Camilla Ancilotto – Mutaforma
Palazzo Collicola Arti Visive presenta CAMILLA ANCILOTTO, protagonista estiva lungo la planimetria gentilizia del Piano Nobile, qui dove gli occhi dialogano con la Storia abitabile.
Comunicato stampa
mmaginare l’arte come un gioco d’imprevisti e rivelazioni fulminee, d’immagini che si costruiscono e mescolano, di forme mobili tra leggenda e desiderio. Definire un mondo figurativo attraverso le fondamenta classiche che sostengono il peso liquido del contemporaneo. Inventare un codice linguistico tra pittura e scultura, sul crinale che aggiunge volumetrie plastiche alle epidermidi iconografiche della memoria. G.M.
Palazzo Collicola Arti Visive presenta CAMILLA ANCILOTTO, protagonista estiva lungo la planimetria gentilizia del Piano Nobile, qui dove gli occhi dialogano con la Storia abitabile. La logica d’ingaggio segue la regola d’uso del luogo: disporsi in silenzio con le proprie opere, calando con timida ma decisa ambientazione, senza modificare gli allestimenti d’origine, al contrario inventando confini di conversazione, abbassando la temperatura del passato, elaborando il paesaggio ideale di un linguaggio al presente.
Camilla Ancilotto si esprime attraverso un codice mobile che è marchio autografo ma, soprattutto, schema linguistico. Le opere sono puzzle pittorici dalle molteplici chiavi compositive. In pratica, girando i singoli parallelepipedi (o altre forme geometriche) su un asse (il principio del pallottoliere) si completa una singola immagine o si mescolano assieme immagini diverse. Viene a crearsi un’interazione in cui il fruitore potrà cambiare l’ordine sequenziale e, soprattutto, entrare nel principio dinamico del pensiero originario, completando un’opera che richiede azioni manuali, tattilità, immaginazione attiva, orientamento della fantasia. Si recupera così una tensione “leggera” che riconduce l’arte nel cerchio del dialogo, nel motore cinetico dell’opera viva, nell’apertura ludica che amplifica il valore estetico e il suo esito concettuale. E poi si aggiunge quel tono da rebus e sciarada, definendo la natura misteriosa e alchemica dell’opera, la sua vertigine magica, il suo tenore muscolare che scatena visioni catartiche.

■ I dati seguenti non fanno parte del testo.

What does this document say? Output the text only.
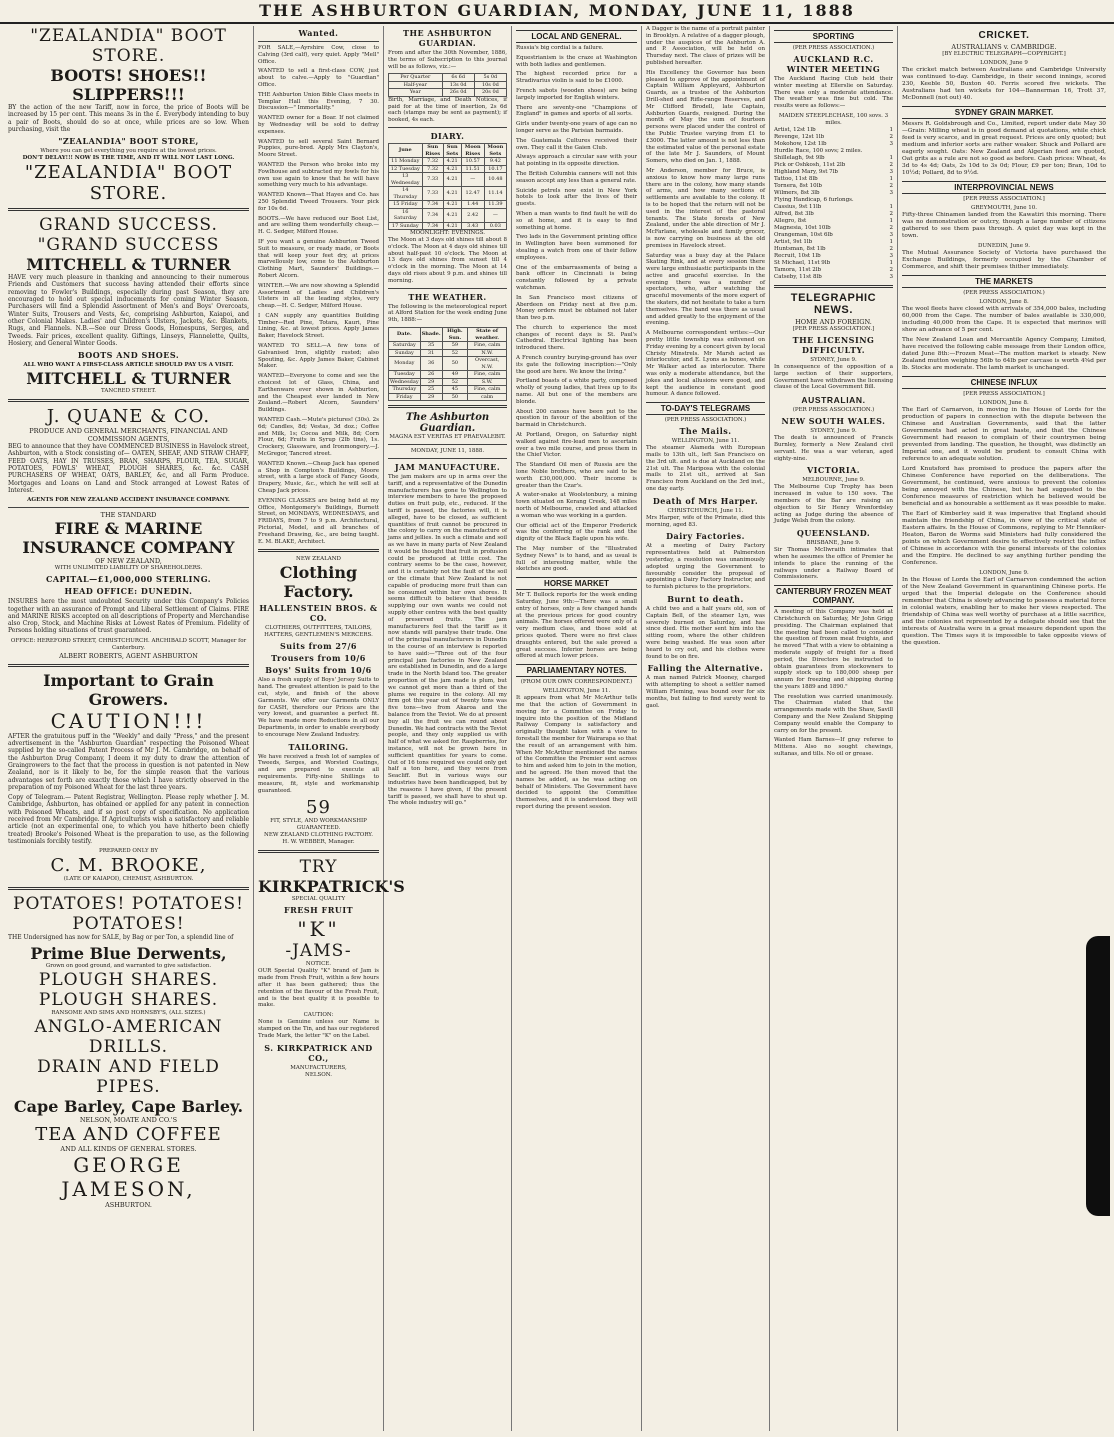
THE ASHBURTON GUARDIAN, MONDAY, JUNE 11, 1888
"ZEALANDIA" BOOT STORE.
BOOTS! SHOES!! SLIPPERS!!!

BY the action of the new Tariff, now in force, the price of Boots will be increased by 15 per cent. This means 3s in the £. Everybody intending to buy a pair of Boots, should do so at once, while prices are so low. When purchasing, visit the

"ZEALANDIA" BOOT STORE,
Where you can get everything you require at the lowest prices.
DON'T DELAY!!! NOW IS THE TIME, AND IT WILL NOT LAST LONG.
"ZEALANDIA" BOOT STORE.
GRAND SUCCESS. "GRAND SUCCESS
MITCHELL & TURNER

HAVE very much pleasure in thanking and announcing to their numerous Friends and Customers that success having attended their efforts since removing to Fowler's Buildings, especially during past Season, they are encouraged to hold out special inducements for coming Winter Season. Purchasers will find a Splendid Assortment of Men's and Boys' Overcoats, Winter Suits, Trousers and Vests, &c, comprising Ashburton, Kaiapoi, and other Colonial Makes. Ladies' and Children's Ulsters, Jackets, &c. Blankets, Rugs, and Flannels. N.B.—See our Dress Goods, Homespuns, Serges, and Tweeds. Fair prices, excellent quality. Giftings, Linseys, Flannelette, Quilts, Hosiery, and General Winter Goods.

BOOTS AND SHOES.
ALL WHO WANT A FIRST-CLASS ARTICLE SHOULD PAY US A VISIT.
MITCHELL & TURNER
TANCRED STREET.
J. QUANE & CO.
PRODUCE AND GENERAL MERCHANTS, FINANCIAL AND COMMISSION AGENTS,

BEG to announce that they have COMMENCED BUSINESS in Havelock street, Ashburton, with a Stock consisting of— OATEN, SHEAF, AND STRAW CHAFF, FEED OATS, HAY IN TRUSSES, BRAN, SHARPS, FLOUR, TEA, SUGAR, POTATOES, FOWLS' WHEAT, PLOUGH SHARES, &c. &c. CASH PURCHASERS OF WHEAT, OATS, BARLEY, &c, and all Farm Produce. Mortgages and Loans on Land and Stock arranged at Lowest Rates of Interest.

AGENTS FOR NEW ZEALAND ACCIDENT INSURANCE COMPANY.
THE STANDARD
FIRE & MARINE INSURANCE COMPANY
OF NEW ZEALAND,
WITH UNLIMITED LIABILITY OF SHAREHOLDERS.
CAPITAL—£1,000,000 STERLING.
HEAD OFFICE: DUNEDIN.

INSURES here the most undoubted Security under this Company's Policies together with an assurance of Prompt and Liberal Settlement of Claims. FIRE and MARINE RISKS accepted on all descriptions of Property and Merchandise also Crop, Stock, and Machine Risks at Lowest Rates of Premium. Fidelity of Persons holding situations of trust guaranteed.

OFFICE: HEREFORD STREET, CHRISTCHURCH. ARCHIBALD SCOTT, Manager for Canterbury.
ALBERT ROBERTS, AGENT ASHBURTON
Important to Grain Growers.
CAUTION!!!

AFTER the gratuitous puff in the "Weekly" and daily "Press," and the present advertisement in the "Ashburton Guardian" respecting the Poisoned Wheat supplied by the so-called Patent Process of Mr J. M. Cambridge, on behalf of the Ashburton Drug Company, I deem it my duty to draw the attention of Graingrowers to the fact that the process in question is not patented in New Zealand, nor is it likely to be, for the simple reason that the various advantages set forth are exactly those which I have strictly observed in the preparation of my Poisoned Wheat for the last three years.

Copy of Telegram.— Patent Registrar, Wellington. Please reply whether J. M. Cambridge, Ashburton, has obtained or applied for any patent in connection with Poisoned Wheats, and if so post copy of specification. No application received from Mr Cambridge. If Agriculturists wish a satisfactory and reliable article (not an experimental one, to which you have hitherto been chiefly treated) Brooke's Poisoned Wheat is the preparation to use, as the following testimonials forcibly testify.

PREPARED ONLY BY
C. M. BROOKE,
(LATE OF KAIAPOI), CHEMIST, ASHBURTON.
POTATOES! POTATOES! POTATOES!

THE Undersigned has now for SALE, by Bag or per Ton, a splendid line of

Prime Blue Derwents,
Grown on good ground, and warranted to give satisfaction.
PLOUGH SHARES. PLOUGH SHARES.
RANSOME AND SIMS AND HORNSBY'S, (ALL SIZES.)
ANGLO-AMERICAN DRILLS.
DRAIN AND FIELD PIPES.
Cape Barley, Cape Barley.
NELSON, MOATE AND CO.'S
TEA AND COFFEE
AND ALL KINDS OF GENERAL STORES.
GEORGE JAMESON,
ASHBURTON.
Wanted.

FOR SALE,—Ayrshire Cow, close to Calving (3rd calf), very quiet. Apply "Mell" Office.

WANTED to sell a first-class COW, just about to calve.—Apply to "Guardian" Office.

THE Ashburton Union Bible Class meets in Templar Hall this Evening, 7 30. Discussion—" Immortality."

WANTED owner for a Boar. If not claimed by Wednesday will be sold to defray expenses.

WANTED to sell several Saint Bernard Puppies, pure-bred. Apply Mrs Clayton's, Moore Street.

WANTED the Person who broke into my Fowlhouse and subtracted my fowls for his own use again to know that he will have something very much to his advantage.

WANTED Known—That Hayes and Co. has 250 Splendid Tweed Trousers. Your pick for 10s 6d.

BOOTS.—We have reduced our Boot List, and are selling them wonderfully cheap.—H. C. Sedger, Milford House.

IF you want a genuine Ashburton Tweed Suit to measure, or ready made, or Boots that will keep your feet dry, at prices marvellously low, come to the Ashburton Clothing Mart, Saunders' Buildings.—Robert Alcorn.

WINTER.—We are now showing a Splendid Assortment of Ladies and Children's Ulsters in all the leading styles, very cheap.—H. C. Sedger, Milford House.

I CAN supply any quantities Building Timber—Red Pine, Totara, Kauri, Pine Lining, &c. at lowest prices. Apply James Baker, Havelock Street.

WANTED TO SELL—A few tons of Galvanised Iron, slightly rusted; also Spouting, &c. Apply James Baker, Cabinet Maker.

WANTED—Everyone to come and see the choicest lot of Glass, China, and Earthenware ever shown in Ashburton, and the Cheapest ever landed in New Zealand.—Robert Alcorn, Saunders' Buildings.

WANTED Cash.—Mute's pictures! (30s). 2s 6d; Candles, 8d; Vestas, 3d doz.; Coffee and Milk, 1s; Cocoa and Milk, 8d; Corn Flour, 6d; Fruits in Syrup (2lb tins), 1s. Crockery, Glassware, and Ironmongery.—J. McGregor, Tancred street.

WANTED Known.—Cheap Jack has opened a Shop in Compton's Buildings, Moore street, with a large stock of Fancy Goods, Drapery, Music, &c., which he will sell at Cheap Jack prices.

EVENING CLASSES are being held at my Office, Montgomery's Buildings, Burnett Street, on MONDAYS, WEDNESDAYS, and FRIDAYS, from 7 to 9 p.m. Architectural, Pictorial, Model, and all branches of Freehand Drawing, &c., are being taught. E. M. BLAKE, Architect.

NEW ZEALAND
Clothing Factory.
HALLENSTEIN BROS. & CO.
CLOTHIERS, OUTFITTERS, TAILORS, HATTERS, GENTLEMEN'S MERCERS.
Suits from 27/6
Trousers from 10/6
Boys' Suits from 10/6

Also a fresh supply of Boys' Jersey Suits to hand. The greatest attention is paid to the cut, style, and finish of the above Garments. We offer our Garments ONLY for CASH, therefore our Prices are the very lowest, and guarantee a perfect fit. We have made more Reductions in all our Departments, in order to enable everybody to encourage New Zealand Industry.

TAILORING.

We have received a fresh lot of samples of Tweeds, Serges, and Worsted Coatings, and are prepared to execute all requirements. Fifty-nine Shillings to measure, fit, style and workmanship guaranteed.

59
FIT, STYLE, AND WORKMANSHIP GUARANTEED.
NEW ZEALAND CLOTHING FACTORY.
H. W. WEBBER, Manager.
TRY
KIRKPATRICK'S
SPECIAL QUALITY
FRESH FRUIT
"K"
-JAMS-
NOTICE.

OUR Special Quality "K" brand of Jam is made from Fresh Fruit, within a few hours after it has been gathered; thus the retention of the flavour of the Fresh Fruit, and is the best quality it is possible to make.

CAUTION:

None is Genuine unless our Name is stamped on the Tin, and has our registered Trade Mark, the letter "K" on the Label.

S. KIRKPATRICK AND CO.,
MANUFACTURERS,
NELSON.
THE ASHBURTON GUARDIAN.

From and after the 30th November, 1886, the terms of Subscription to this journal will be as follows, viz.:—

Per Quarter	6s 6d	5s 0d
Half-year	13s 0d	10s 0d
Year	26s 0d	20s 0d

Birth, Marriage, and Death Notices, if paid for at the time of insertion, 2s 6d each (stamps may be sent as payment); if booked, 4s each.

DIARY.
June	Sun Rises	Sun Sets	Moon Rises	Moon Sets
11 Monday	7.32	4.21	10.57	9.42
12 Tuesday	7.32	4.21	11.51	10.17
13 Wednesday	7.33	4.21	—	10.48
14 Thursday	7.33	4.21	12.47	11.14
15 Friday	7.34	4.21	1.44	11.39
16 Saturday	7.34	4.21	2.42	—
17 Sunday	7.34	4.21	3.43	0.03
MOONLIGHT: EVENINGS.

The Moon at 3 days old shines till about 8 o'clock. The Moon at 4 days old shines till about half-past 10 o'clock. The Moon at 13 days old shines from sunset till 4 o'clock in the morning. The Moon at 14 days old rises about 9 p.m. and shines till morning.

THE WEATHER.

The following is the meteorological report at Alford Station for the week ending June 9th, 1888:—

Date.	Shade.	High. Sun.	State of weather.
Saturday	35	59	Fine, calm
Sunday	31	52	N.W.
Monday	36	50	Overcast, N.W.
Tuesday	26	49	Fine, calm
Wednesday	29	52	S.W.
Thursday	25	45	Fine, calm
Friday	29	50	calm
The Ashburton Guardian.
MAGNA EST VERITAS ET PRAEVALEBIT.
MONDAY, JUNE 11, 1888.
JAM MANUFACTURE.

The jam makers are up in arms over the tariff, and a representative of the Dunedin manufacturers has gone to Wellington to interview members to have the proposed duties on fruit pulp, etc., reduced. If the tariff is passed, the factories will, it is alleged, have to be closed, as sufficient quantities of fruit cannot be procured in the colony to carry on the manufacture of jams and jellies. In such a climate and soil as we have in many parts of New Zealand it would be thought that fruit in profusion could be produced at little cost. The contrary seems to be the case, however, and it is certainly not the fault of the soil or the climate that New Zealand is not capable of producing more fruit than can be consumed within her own shores. It seems difficult to believe that besides supplying our own wants we could not supply other centres with the best quality of preserved fruits. The jam manufacturers feel that the tariff as it now stands will paralyse their trade. One of the principal manufacturers in Dunedin in the course of an interview is reported to have said:—"Three out of the four principal jam factories in New Zealand are established in Dunedin, and do a large trade in the North Island too. The greater proportion of the jam made is plum, but we cannot get more than a third of the plums we require in the colony. All my firm got this year out of twenty tons was five tons—two from Akaroa and the balance from the Teviot. We do at present buy all the fruit we can round about Dunedin. We had contracts with the Teviot people, and they only supplied us with half of what we asked for. Raspberries, for instance, will not be grown here in sufficient quantities for years to come. Out of 16 tons required we could only get half a ton here, and they were from Seacliff. But in various ways our industries have been handicapped, but by the reasons I have given, if the present tariff is passed, we shall have to shut up. The whole industry will go."

LOCAL AND GENERAL.

Russia's big cordial is a failure.

Equestrianism is the craze at Washington with both ladies and gentlemen.

The highest recorded price for a Stradivarius violin is said to be £1000.

French sabots (wooden shoes) are being largely imported for English winters.

There are seventy-one "Champions of England" in games and sports of all sorts.

Girls under twenty-one years of age can no longer serve as the Parisian barmaids.

The Guatemala Cultures received their own. They call it the Gaien Club.

Always approach a circular saw with your hat pointing in its opposite direction.

The British Columbia canners will not this season accept any less than a general rate.

Suicide petrels now exist in New York hotels to look after the lives of their guests.

When a man wants to find fault he will do so at home, and it is easy to find something at home.

Two lads in the Government printing office in Wellington have been summoned for stealing a watch from one of their fellow employees.

One of the embarrassments of being a bank officer in Cincinnati is being constantly followed by a private watchman.

In San Francisco most citizens of Aberdeen on Friday next at five p.m. Money orders must be obtained not later than two p.m.

The church to experience the most changes of recent days is St. Paul's Cathedral. Electrical lighting has been introduced there.

A French country burying-ground has over its gate the following inscription:—"Only the good are here. We know the living."

Portland boasts of a white party, composed wholly of young ladies, that lives up to its name. All but one of the members are blonde.

About 200 canoes have been put to the question in favour of the abolition of the barmaid in Christchurch.

At Portland, Oregon, on Saturday night walked against fire-lead men to ascertain over a two mile course, and press them in the Chief Victor.

The Standard Oil men of Russia are the lone Noble brothers, who are said to be worth £30,000,000. Their income is greater than the Czar's.

A water-snake at Woolstonbury, a mining town situated on Kerang Creek, 148 miles north of Melbourne, crawled and attacked a woman who was working in a garden.

Our official act of the Emperor Frederick was the conferring of the rank and the dignity of the Black Eagle upon his wife.

The May number of the "Illustrated Sydney News" is to hand, and as usual is full of interesting matter, while the sketches are good.

HORSE MARKET

Mr T. Bullock reports for the week ending Saturday, June 9th:—There was a small entry of horses, only a few changed hands at the previous prices for good country animals. The horses offered were only of a very medium class, and those sold at prices quoted. There were no first class draughts entered, but the sale proved a great success. Inferior horses are being offered at much lower prices.

PARLIAMENTARY NOTES.
(FROM OUR OWN CORRESPONDENT.)
WELLINGTON, June 11.

It appears from what Mr McArthur tells me that the action of Government in moving for a Committee on Friday to inquire into the position of the Midland Railway Company is satisfactory and originally thought taken with a view to forestall the member for Wairarapa so that the result of an arrangement with him. When Mr McArthur mentioned the names of the Committee the Premier sent across to him and asked him to join in the motion, and he agreed. He then moved that the names be added, as he was acting on behalf of Ministers. The Government have decided to appoint the Committee themselves, and it is understood they will report during the present session.

A Dagger is the name of a portrait painter in Brooklyn. A relative of a dagger plough, under the auspices of the Ashburton A. and P. Association, will be held on Thursday next. The class of prizes will be published hereafter.

His Excellency the Governor has been pleased to approve of the appointment of Captain William Appleyard, Ashburton Guards, as a trustee of the Ashburton Drill-shed and Rifle-range Reserves, and Mr Clifford Brodell, late Captain, Ashburton Guards, resigned. During the month of May the sum of fourteen persons were placed under the control of the Public Trustee varying from £1 to £3000. The latter amount is not less than the estimated value of the personal estate of the late Mr J. Saunders, of Mount Somers, who died on Jan. 1, 1888.

Mr Anderson, member for Bruce, is anxious to know how many large runs there are in the colony, how many stands of arms, and how many sections of settlements are available to the colony. It is to be hoped that the return will not be used in the interest of the pastoral tenants. The State forests of New Zealand, under the able direction of Mr J. McFarlane, wholesale and family grocer, is now carrying on business at the old premises in Havelock street.

Saturday was a busy day at the Palace Skating Rink, and at every session there were large enthusiastic participants in the active and graceful exercise. In the evening there was a number of spectators, who, after watching the graceful movements of the more expert of the skaters, did not hesitate to take a turn themselves. The band was there as usual and added greatly to the enjoyment of the evening.

A Melbourne correspondent writes:—Our pretty little township was enlivened on Friday evening by a concert given by local Christy Minstrels. Mr Marsh acted as interlocutor, and E. Lyons as bones, while Mr Walker acted as interlocutor. There was only a moderate attendance, but the jokes and local allusions were good, and kept the audience in constant good humour. A dance followed.

TO-DAY'S TELEGRAMS
(PER PRESS ASSOCIATION.)
The Mails.
WELLINGTON, June 11.

The steamer Alameda with European mails to 13th ult., left San Francisco on the 3rd ult. and is due at Auckland on the 21st ult. The Mariposa with the colonial mails to 21st ult., arrived at San Francisco from Auckland on the 3rd inst., one day early.

Death of Mrs Harper.
CHRISTCHURCH, June 11.

Mrs Harper, wife of the Primate, died this morning, aged 83.

Dairy Factories.

At a meeting of Dairy Factory representatives held at Palmerston yesterday, a resolution was unanimously adopted urging the Government to favourably consider the proposal of appointing a Dairy Factory Instructor, and to furnish pictures to the proprietors.

Burnt to death.

A child two and a half years old, son of Captain Bell, of the steamer Lyn, was severely burned on Saturday, and has since died. His mother sent him into the sitting room, where the other children were being washed. He was soon after heard to cry out, and his clothes were found to be on fire.

Falling the Alternative.

A man named Patrick Mooney, charged with attempting to shoot a settler named William Fleming, was bound over for six months, but failing to find surety went to gaol.

SPORTING
(PER PRESS ASSOCIATION.)
AUCKLAND R.C. WINTER MEETING

The Auckland Racing Club held their winter meeting at Ellerslie on Saturday. There was only a moderate attendance. The weather was fine but cold. The results were as follows:—

MAIDEN STEEPLECHASE, 100 sovs. 3 miles.
Artist, 12st 1lb	1
Revenge, 12st 1lb	2
Mokohow, 12st 1lb	3
Hurdle Race, 100 sovs; 2 miles.
Shillelagh, 9st 9lb	1
Pick or Oshkosh, 11st 2lb	2
Highland Mary, 9st 7lb	3
Tattoo, 11st 8lb	1
Tornera, 8st 10lb	2
Wilmers, 8st 3lb	3
Flying Handicap, 6 furlongs.
Cassius, 9st 11lb	1
Alfred, 8st 3lb	2
Allegro, 8st	1
Magnesia, 10st 10lb	2
Orangeman, 10st 6lb	3
Artist, 9st 1lb	1
Huntsman, 8st 1lb	2
Recruit, 10st 1lb	3
St Michael, 11st 9lb	1
Tamora, 11st 2lb	2
Catseby, 11st 8lb	3
TELEGRAPHIC NEWS.
HOME AND FOREIGN.
[PER PRESS ASSOCIATION.]
THE LICENSING DIFFICULTY.
SYDNEY, June 9.

In consequence of the opposition of a large section of their supporters, Government have withdrawn the licensing clause of the Local Government Bill.

AUSTRALIAN.
(PER PRESS ASSOCIATION.)
NEW SOUTH WALES.
SYDNEY, June 9.

The death is announced of Francis Burnley, formerly a New Zealand civil servant. He was a war veteran, aged eighty-nine.

VICTORIA.
MELBOURNE, June 9.

The Melbourne Cup Trophy has been increased in value to 150 sovs. The members of the Bar are raising an objection to Sir Henry Wrenfordsley acting as Judge during the absence of Judge Welsh from the colony.

QUEENSLAND.
BRISBANE, June 9.

Sir Thomas McIlwraith intimates that when he assumes the office of Premier he intends to place the running of the railways under a Railway Board of Commissioners.

CANTERBURY FROZEN MEAT COMPANY.

A meeting of this Company was held at Christchurch on Saturday, Mr John Grigg presiding. The Chairman explained that the meeting had been called to consider the question of frozen meat freights, and he moved "That with a view to obtaining a moderate supply of freight for a fixed period, the Directors be instructed to obtain guarantees from stockowners to supply stock up to 180,000 sheep per annum for freezing and shipping during the years 1889 and 1890."

The resolution was carried unanimously. The Chairman stated that the arrangements made with the Shaw, Savill Company and the New Zealand Shipping Company would enable the Company to carry on for the present.

Wanted Ham Barnes—If gray referee to Mittens. Also no sought chewings, sultanas, and tills. No oil or grease.

CRICKET.
AUSTRALIANS v. CAMBRIDGE.
[BY ELECTRIC TELEGRAPH—COPYRIGHT.]
LONDON, June 9

The cricket match between Australians and Cambridge University was continued to-day. Cambridge, in their second innings, scored 230, Keeble 50, Buxton 40. Ferris scored five wickets. The Australians had ten wickets for 104—Bannerman 16, Trott 37, McDonnell (not out) 40.

SYDNEY GRAIN MARKET.

Messrs R. Goldsbrough and Co., Limited, report under date May 30—Grain: Milling wheat is in good demand at quotations, while chick feed is very scarce, and in great request. Prices are only quoted; but medium and inferior sorts are rather weaker. Shuck and Pollard are eagerly sought. Oats: New Zealand and Algerian feed are quoted, Oat grits as a rule are not so good as before. Cash prices: Wheat, 4s 3d to 4s 4d; Oats, 2s 10d to 3s 0d; Flour, £9 per ton; Bran, 10d to 10½d; Pollard, 8d to 9½d.

INTERPROVINCIAL NEWS
[PER PRESS ASSOCIATION.]
GREYMOUTH, June 10.

Fifty-three Chinamen landed from the Kawatiri this morning. There was no demonstration or outcry, though a large number of citizens gathered to see them pass through. A quiet day was kept in the town.

DUNEDIN, June 9.

The Mutual Assurance Society of Victoria have purchased the Exchange Buildings, formerly occupied by the Chamber of Commerce, and shift their premises thither immediately.

THE MARKETS
(PER PRESS ASSOCIATION.)
LONDON, June 8.

The wool fleets have closed with arrivals of 354,000 bales, including 60,000 from the Cape. The number of bales available is 330,000, including 40,000 from the Cape. It is expected that merinos will show an advance of 5 per cent.

The New Zealand Loan and Mercantile Agency Company, Limited, have received the following cable message from their London office, dated June 8th:—Frozen Meat—The mutton market is steady. New Zealand mutton weighing 56lb to 64lb per carcase is worth 4⅝d per lb. Stocks are moderate. The lamb market is unchanged.

CHINESE INFLUX
[PER PRESS ASSOCIATION.]
LONDON, June 8.

The Earl of Carnarvon, in moving in the House of Lords for the production of papers in connection with the dispute between the Chinese and Australian Governments, said that the latter Governments had acted in great haste, and that the Chinese Government had reason to complain of their countrymen being prevented from landing. The question, he thought, was distinctly an Imperial one, and it would be prudent to consult China with reference to an adequate solution.

Lord Knutsford has promised to produce the papers after the Chinese Conference have reported on the deliberations. The Government, he continued, were anxious to prevent the colonies being annoyed with the Chinese, but he had suggested to the Conference measures of restriction which he believed would be beneficial and as honourable a settlement as it was possible to make.

The Earl of Kimberley said it was imperative that England should maintain the friendship of China, in view of the critical state of Eastern affairs. In the House of Commons, replying to Mr Henniker-Heaton, Baron de Worms said Ministers had fully considered the points on which Government desire to effectively restrict the influx of Chinese in accordance with the general interests of the colonies and the Empire. He declined to say anything further pending the Conference.

LONDON, June 9.

In the House of Lords the Earl of Carnarvon condemned the action of the New Zealand Government in quarantining Chinese ports. He urged that the Imperial delegate on the Conference should remember that China is slowly advancing to possess a material force in colonial waters, enabling her to make her views respected. The friendship of China was well worthy of purchase at a little sacrifice, and the colonies not represented by a delegate should see that the interests of Australia were in a great measure dependent upon the question. The Times says it is impossible to take opposite views of the question.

Dice l’artista del suo lavoro: Percezione d’ambiente, scopo dell’allestimento, equazione di modello e prodotto, esecuzione in dettaglio, montaggio in serie, titolarità di un’idea visiva che affiora pian piano con lo smalto della pittura e al tempo stesso suggerisce un’infinita varietà d’interpretazioni.
Cosa accade nel mondo della Ancilotto? Per diversi anni spiccavano figure allegoriche e mitologiche che s’ibridavano con animali di varia provenienza. Giove, Venere, Adamo, Eva, Leda, Cupido sono stati compagni d’avventura, scelti per la loro empatia con il paesaggio naturale, le radici biologiche, l’origine degli archetipi. I riferimenti d’origine andavano a Michelangelo, Pontormo o Rosso Fiorentino, tra maestri di eros cromatico, di incarnati elegantemente moderni, di armonie che superavano fiaba e leggenda nel colpo plastico del teatro figurativo. Le silhouette d’origine rinascimentale s’ibridavano, nel caso della Ancilotto, con animali dalle vite letterarie, simboliche, ancestrali. Pappagalli, giraffe, calamari, piovre, iguane: catturavano subito l’atmosfera con quei pattern esplosivi, intriganti, tattilmente vivi, presenze armoniche di un mondo mitico che seguiva il principio filosofico di Leda. L’attitudine figurativa, sia negli ibridi uomo/animale che nella successiva statuaria classica, diventa metamorfica, avvolge la Bellezza, si avvinghia ai corpi in un abbraccio fetale. Un mondo d’energia in azione, di frangenti letterari insinuanti, di sinestesia e nuovi confini. Organico e inanimato che s’incrociano in un flessuoso rito armonico, animando l’eden di un luogo immaginario eppure immaginabile.